Code de sécurité de la Régie du bâtiment du Québec, L.R.Q., c. B-1.1, r. 0.01.01.1
Article 52: L'utilisation, l'entreposage et la distribution du propane dans des récipients doivent s'effectuer conformément aux dispositions du Code sur l'emmagasinage et la manipulation du propane, CSA-B149.2.
Article 53: Toutes les bouteilles entreposées, qu'elles soient pleines ou vides, sont considérées remplies au taux de remplissage maximal permis.
Code national de prévention des incendies du Canada
Article 4.2.4.4: Il est interdit de stocker des liquides inflammables ou des liquides combustibles sur des balcons extérieurs d’un bâtiment servant d’habitation.
Article 2.1.2.2: Il est interdit d’exercer dans un bâtiment des activités dangereuses et non prévues lors de la conception, à moins que des dispositions soient prises pour réduire les risques …
Règlement sur la sécurité dans les édifices publics, R. Q. c.
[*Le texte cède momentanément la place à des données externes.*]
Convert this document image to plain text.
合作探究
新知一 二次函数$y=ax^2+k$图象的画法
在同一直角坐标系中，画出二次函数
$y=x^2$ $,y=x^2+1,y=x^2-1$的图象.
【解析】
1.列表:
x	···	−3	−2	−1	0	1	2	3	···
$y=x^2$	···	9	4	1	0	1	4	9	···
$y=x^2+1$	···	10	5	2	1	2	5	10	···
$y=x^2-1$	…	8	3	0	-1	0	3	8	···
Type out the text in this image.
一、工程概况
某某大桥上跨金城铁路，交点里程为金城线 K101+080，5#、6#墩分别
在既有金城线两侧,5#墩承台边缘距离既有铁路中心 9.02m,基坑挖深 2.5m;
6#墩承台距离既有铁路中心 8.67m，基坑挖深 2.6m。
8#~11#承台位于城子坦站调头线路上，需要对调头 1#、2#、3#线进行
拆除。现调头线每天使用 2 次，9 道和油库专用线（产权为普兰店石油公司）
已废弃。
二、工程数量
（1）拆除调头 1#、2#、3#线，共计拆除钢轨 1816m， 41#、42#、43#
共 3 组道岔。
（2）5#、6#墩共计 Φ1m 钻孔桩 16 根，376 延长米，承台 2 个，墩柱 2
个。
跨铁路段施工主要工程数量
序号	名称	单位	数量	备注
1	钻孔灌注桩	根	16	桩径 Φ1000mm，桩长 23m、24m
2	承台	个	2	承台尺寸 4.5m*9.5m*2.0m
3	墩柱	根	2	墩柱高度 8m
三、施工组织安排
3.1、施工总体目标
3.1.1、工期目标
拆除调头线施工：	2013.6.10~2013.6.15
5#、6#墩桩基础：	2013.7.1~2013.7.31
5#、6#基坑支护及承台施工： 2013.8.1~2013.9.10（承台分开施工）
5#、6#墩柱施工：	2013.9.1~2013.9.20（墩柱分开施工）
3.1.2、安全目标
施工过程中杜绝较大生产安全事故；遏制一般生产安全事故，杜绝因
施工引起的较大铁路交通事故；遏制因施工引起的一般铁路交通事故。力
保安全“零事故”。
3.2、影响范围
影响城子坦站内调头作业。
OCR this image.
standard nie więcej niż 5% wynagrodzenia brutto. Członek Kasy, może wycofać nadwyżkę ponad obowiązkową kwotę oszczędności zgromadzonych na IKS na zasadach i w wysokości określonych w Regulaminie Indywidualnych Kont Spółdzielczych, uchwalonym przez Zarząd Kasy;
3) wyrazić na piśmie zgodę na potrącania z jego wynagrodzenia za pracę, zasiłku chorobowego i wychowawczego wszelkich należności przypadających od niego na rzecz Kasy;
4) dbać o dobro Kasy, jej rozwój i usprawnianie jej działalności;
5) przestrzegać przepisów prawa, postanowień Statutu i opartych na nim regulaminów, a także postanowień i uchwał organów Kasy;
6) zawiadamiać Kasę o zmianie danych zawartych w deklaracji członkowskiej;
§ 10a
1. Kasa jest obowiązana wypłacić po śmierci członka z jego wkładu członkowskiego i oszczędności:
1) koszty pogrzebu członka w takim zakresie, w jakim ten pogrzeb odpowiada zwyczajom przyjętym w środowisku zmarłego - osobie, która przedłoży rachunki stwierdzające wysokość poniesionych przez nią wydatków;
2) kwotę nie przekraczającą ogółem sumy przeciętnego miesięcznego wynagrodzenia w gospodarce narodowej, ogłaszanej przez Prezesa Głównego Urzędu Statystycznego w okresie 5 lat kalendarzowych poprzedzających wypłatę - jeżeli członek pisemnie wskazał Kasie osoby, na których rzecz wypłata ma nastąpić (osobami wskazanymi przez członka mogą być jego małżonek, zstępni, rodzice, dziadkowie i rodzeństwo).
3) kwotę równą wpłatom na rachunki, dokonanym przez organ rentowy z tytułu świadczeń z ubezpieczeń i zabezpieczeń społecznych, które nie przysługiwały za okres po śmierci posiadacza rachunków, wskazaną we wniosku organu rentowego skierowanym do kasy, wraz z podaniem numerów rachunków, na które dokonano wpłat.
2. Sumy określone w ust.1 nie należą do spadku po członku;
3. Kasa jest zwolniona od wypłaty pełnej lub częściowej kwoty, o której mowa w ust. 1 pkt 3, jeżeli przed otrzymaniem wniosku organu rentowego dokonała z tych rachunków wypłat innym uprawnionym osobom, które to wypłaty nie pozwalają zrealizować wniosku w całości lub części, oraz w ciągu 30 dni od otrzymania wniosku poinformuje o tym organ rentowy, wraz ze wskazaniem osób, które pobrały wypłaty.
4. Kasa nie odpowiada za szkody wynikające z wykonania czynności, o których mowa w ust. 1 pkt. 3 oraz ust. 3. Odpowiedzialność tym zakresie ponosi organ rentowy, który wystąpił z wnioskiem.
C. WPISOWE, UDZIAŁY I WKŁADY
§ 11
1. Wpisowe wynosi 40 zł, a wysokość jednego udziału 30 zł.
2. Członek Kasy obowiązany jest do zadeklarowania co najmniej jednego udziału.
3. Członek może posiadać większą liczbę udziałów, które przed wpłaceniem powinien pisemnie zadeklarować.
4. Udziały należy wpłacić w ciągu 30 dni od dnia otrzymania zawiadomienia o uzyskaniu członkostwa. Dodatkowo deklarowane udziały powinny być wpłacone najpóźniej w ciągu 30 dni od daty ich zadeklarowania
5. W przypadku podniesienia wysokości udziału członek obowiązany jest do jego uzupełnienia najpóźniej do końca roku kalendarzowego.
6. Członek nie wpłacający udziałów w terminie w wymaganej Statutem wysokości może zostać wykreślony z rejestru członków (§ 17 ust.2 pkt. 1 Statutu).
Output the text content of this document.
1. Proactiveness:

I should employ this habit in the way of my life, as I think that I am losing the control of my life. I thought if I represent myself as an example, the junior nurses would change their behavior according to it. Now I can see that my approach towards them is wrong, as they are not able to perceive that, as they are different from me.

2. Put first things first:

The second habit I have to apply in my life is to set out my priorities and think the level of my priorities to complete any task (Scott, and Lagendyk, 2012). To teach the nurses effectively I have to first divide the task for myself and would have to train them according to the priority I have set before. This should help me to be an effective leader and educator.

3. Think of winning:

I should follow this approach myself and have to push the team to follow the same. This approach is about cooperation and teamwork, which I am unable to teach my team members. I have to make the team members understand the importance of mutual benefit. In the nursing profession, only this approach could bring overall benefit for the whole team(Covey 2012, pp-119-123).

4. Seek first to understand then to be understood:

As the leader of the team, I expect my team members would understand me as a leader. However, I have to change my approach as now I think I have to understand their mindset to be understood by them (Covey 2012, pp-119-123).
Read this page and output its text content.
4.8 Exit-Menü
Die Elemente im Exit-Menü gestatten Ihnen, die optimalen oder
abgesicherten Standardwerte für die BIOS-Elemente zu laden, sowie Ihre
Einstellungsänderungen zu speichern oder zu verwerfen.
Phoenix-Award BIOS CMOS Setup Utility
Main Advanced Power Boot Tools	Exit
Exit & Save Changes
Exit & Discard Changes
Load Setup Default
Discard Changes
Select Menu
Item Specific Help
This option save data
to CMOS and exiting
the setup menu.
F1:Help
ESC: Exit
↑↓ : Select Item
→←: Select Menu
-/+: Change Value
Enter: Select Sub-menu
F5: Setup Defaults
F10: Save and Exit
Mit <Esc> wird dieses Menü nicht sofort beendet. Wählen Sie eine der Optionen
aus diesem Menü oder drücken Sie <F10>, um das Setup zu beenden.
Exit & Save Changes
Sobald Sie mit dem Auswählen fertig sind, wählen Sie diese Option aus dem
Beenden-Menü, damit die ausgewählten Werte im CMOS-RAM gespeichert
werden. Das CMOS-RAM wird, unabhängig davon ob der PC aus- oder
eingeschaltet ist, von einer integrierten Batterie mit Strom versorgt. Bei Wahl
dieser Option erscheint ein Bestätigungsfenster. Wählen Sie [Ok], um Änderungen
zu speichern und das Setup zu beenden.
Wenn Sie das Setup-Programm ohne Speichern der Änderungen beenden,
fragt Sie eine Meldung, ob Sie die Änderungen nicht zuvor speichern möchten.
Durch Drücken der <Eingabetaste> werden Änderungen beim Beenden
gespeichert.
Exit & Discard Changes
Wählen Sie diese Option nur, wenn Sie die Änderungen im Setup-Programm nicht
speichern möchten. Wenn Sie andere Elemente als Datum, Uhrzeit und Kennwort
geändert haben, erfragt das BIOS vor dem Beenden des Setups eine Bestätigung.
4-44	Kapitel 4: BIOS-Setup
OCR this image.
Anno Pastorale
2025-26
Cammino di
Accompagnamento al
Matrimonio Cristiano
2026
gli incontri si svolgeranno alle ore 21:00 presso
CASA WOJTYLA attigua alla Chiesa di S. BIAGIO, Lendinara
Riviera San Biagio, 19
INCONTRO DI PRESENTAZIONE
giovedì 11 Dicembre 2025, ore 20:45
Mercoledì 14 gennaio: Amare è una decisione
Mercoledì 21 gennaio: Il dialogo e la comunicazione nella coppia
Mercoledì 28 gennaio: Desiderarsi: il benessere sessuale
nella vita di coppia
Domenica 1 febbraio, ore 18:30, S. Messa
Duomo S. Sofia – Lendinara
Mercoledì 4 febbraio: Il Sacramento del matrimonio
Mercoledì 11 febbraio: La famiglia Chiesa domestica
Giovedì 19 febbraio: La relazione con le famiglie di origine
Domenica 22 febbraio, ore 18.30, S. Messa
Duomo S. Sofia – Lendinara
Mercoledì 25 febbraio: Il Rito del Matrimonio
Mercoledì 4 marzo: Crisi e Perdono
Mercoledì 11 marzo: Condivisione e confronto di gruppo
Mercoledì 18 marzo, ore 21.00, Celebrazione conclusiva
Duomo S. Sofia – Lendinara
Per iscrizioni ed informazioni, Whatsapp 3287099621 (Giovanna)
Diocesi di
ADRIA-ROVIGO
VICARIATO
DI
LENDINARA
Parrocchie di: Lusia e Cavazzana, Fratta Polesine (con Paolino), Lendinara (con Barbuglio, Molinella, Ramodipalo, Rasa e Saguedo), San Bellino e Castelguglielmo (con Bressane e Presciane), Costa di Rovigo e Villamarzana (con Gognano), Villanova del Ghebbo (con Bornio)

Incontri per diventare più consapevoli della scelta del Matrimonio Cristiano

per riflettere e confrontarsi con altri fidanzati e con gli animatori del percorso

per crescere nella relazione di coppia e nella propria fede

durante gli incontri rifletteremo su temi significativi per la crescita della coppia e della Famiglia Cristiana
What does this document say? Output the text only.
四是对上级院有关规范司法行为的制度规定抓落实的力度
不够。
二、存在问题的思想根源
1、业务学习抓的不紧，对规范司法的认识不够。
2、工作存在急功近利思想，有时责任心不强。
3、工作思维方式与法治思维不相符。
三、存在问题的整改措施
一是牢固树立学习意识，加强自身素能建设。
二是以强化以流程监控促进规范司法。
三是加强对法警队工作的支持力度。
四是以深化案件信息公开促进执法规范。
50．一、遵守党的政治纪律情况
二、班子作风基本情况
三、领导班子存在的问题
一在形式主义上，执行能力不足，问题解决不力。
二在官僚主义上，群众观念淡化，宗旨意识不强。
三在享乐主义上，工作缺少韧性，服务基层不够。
S-3, r.4
Article 45: Dans tout édifice, les quantités entreposées de substances dangereuses, explosives, inflammables ou toxiques, doivent être limitées à celles requises pour l'entretien de l'édifice et l'opération de son équipement et aux besoins requis en fonction de sa destination. L'entreposage, la manipulation et l'utilisation des substances dangereuses permises dans un édifice public doivent être faits conformément au Code national de prévention des incendies du Canada.
Règlement 1115 sur la prévention des incendies de l’Arrondissement Saint-Laurent
Article 2: Le Code national de prévention des incendies du Canada… et ses
modifications et ajouts…
constituent le règlement sur la prévention en vigueur dans les limites de la
Ville.
Loi sur la sécurité incendie du Québec, L. R. Q., chapitre S-3.4
Article 4: Toute personne doit veiller à supprimer ou réduire les risques d'incendie en faisant preuve de prévoyance et de prudence à cet égard.
Loi sur la sécurité dans les édifices publics du Québec, L. R. Q., chapitre S-3
Article 12: Les édifices publics (incluant les édifices à condominiums), ainsi que tous les meubles et immeubles qui en dépendent, doivent être installés et entretenus de telle sorte que la vie des personnes qui y résident ou y ont accès soit efficacement protégée contre les accidents.